How Truth Changes Shape
maybe it is because people hurt me too much and for numerous of times with each time got more intense, so when I got hurt, I put thicker walls around me to protect me if there's a sudden attack from the outside world, like those fort blankets you used to built when you were kid, it was a place where you felt so safe, the only place, although these walls are thicker and tougher and hard to break. I cried today. it was the first time I cried in front of people, in public, the first time I felt so small and tired and thin... and most of all... fragile. I always feel so tough, you know. tougher than any of the girls that I know and I think I still do, it was the only weakest point that I let people see. I cried on the inside you see... meaning that I cried, but I do it when I'm alone.

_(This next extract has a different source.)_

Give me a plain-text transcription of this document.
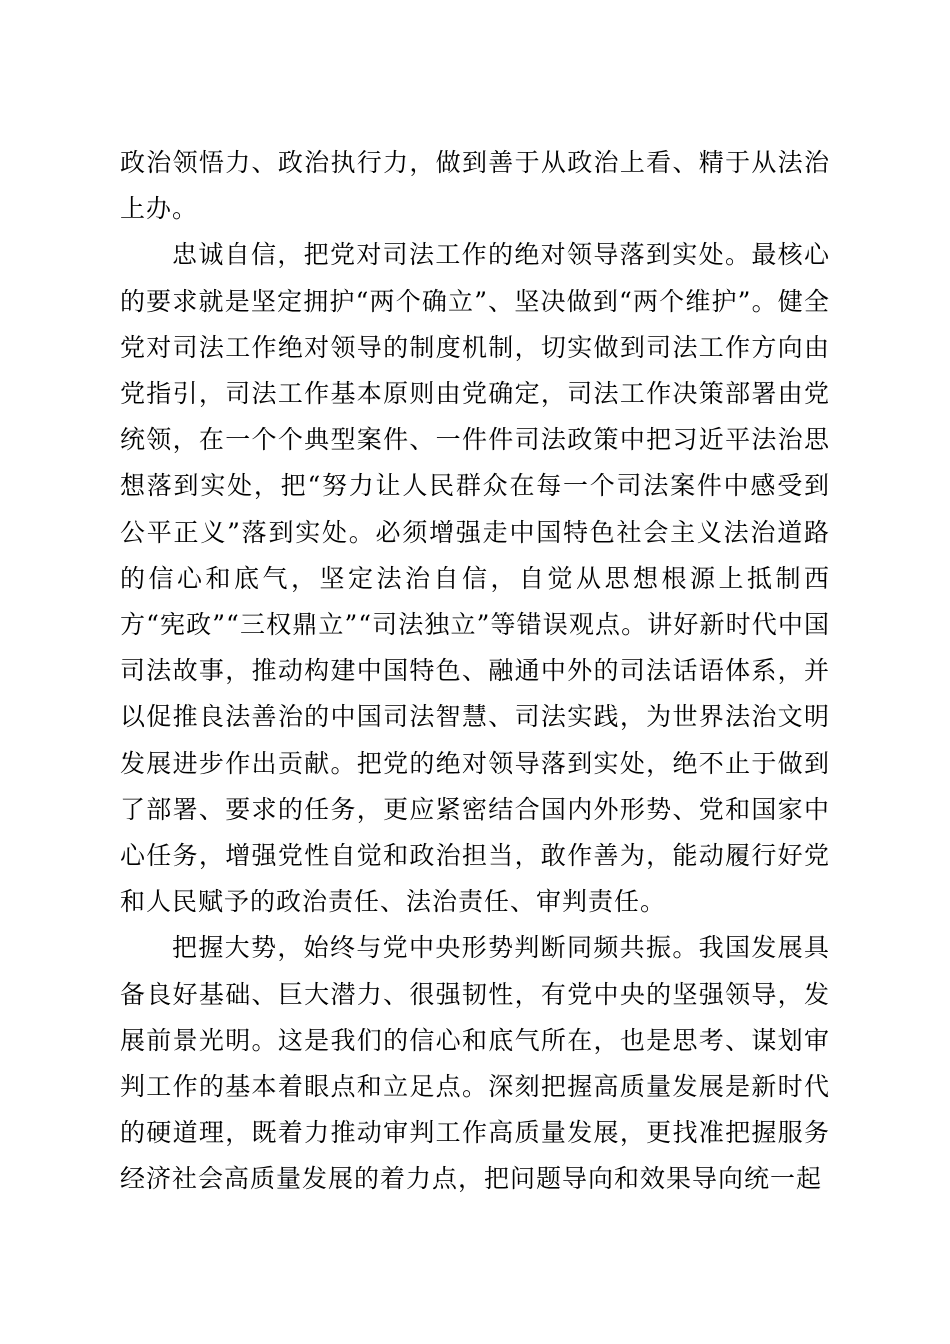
政治领悟力、政治执行力，做到善于从政治上看、精于从法治上办。

忠诚自信，把党对司法工作的绝对领导落到实处。最核心的要求就是坚定拥护“两个确立”、坚决做到“两个维护”。健全党对司法工作绝对领导的制度机制，切实做到司法工作方向由党指引，司法工作基本原则由党确定，司法工作决策部署由党统领，在一个个典型案件、一件件司法政策中把习近平法治思想落到实处，把“努力让人民群众在每一个司法案件中感受到公平正义”落到实处。必须增强走中国特色社会主义法治道路的信心和底气，坚定法治自信，自觉从思想根源上抵制西方“宪政”“三权鼎立”“司法独立”等错误观点。讲好新时代中国司法故事，推动构建中国特色、融通中外的司法话语体系，并以促推良法善治的中国司法智慧、司法实践，为世界法治文明发展进步作出贡献。把党的绝对领导落到实处，绝不止于做到了部署、要求的任务，更应紧密结合国内外形势、党和国家中心任务，增强党性自觉和政治担当，敢作善为，能动履行好党和人民赋予的政治责任、法治责任、审判责任。

把握大势，始终与党中央形势判断同频共振。我国发展具备良好基础、巨大潜力、很强韧性，有党中央的坚强领导，发展前景光明。这是我们的信心和底气所在，也是思考、谋划审判工作的基本着眼点和立足点。深刻把握高质量发展是新时代的硬道理，既着力推动审判工作高质量发展，更找准把握服务经济社会高质量发展的着力点，把问题导向和效果导向统一起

I feel so xxxxxxx and tired. you would say that I brag too much or just so fvcking ungrateful, but really... I do feel that way. I mean how can you feel grateful when you had opened your veil and told the whole world your pain and showed the whole world the weakest point of you, and still the world doesn't even see you with the corners of their eyes. it's like they just don't care. any bit. not even a single bit. single pixel-looking bit. no no no, the whole world chose to close their eyes and open them when they need it. the whole world still thinks that I'm not even in their goddamnTop Ten Priorities list. I'm tired. take me home now.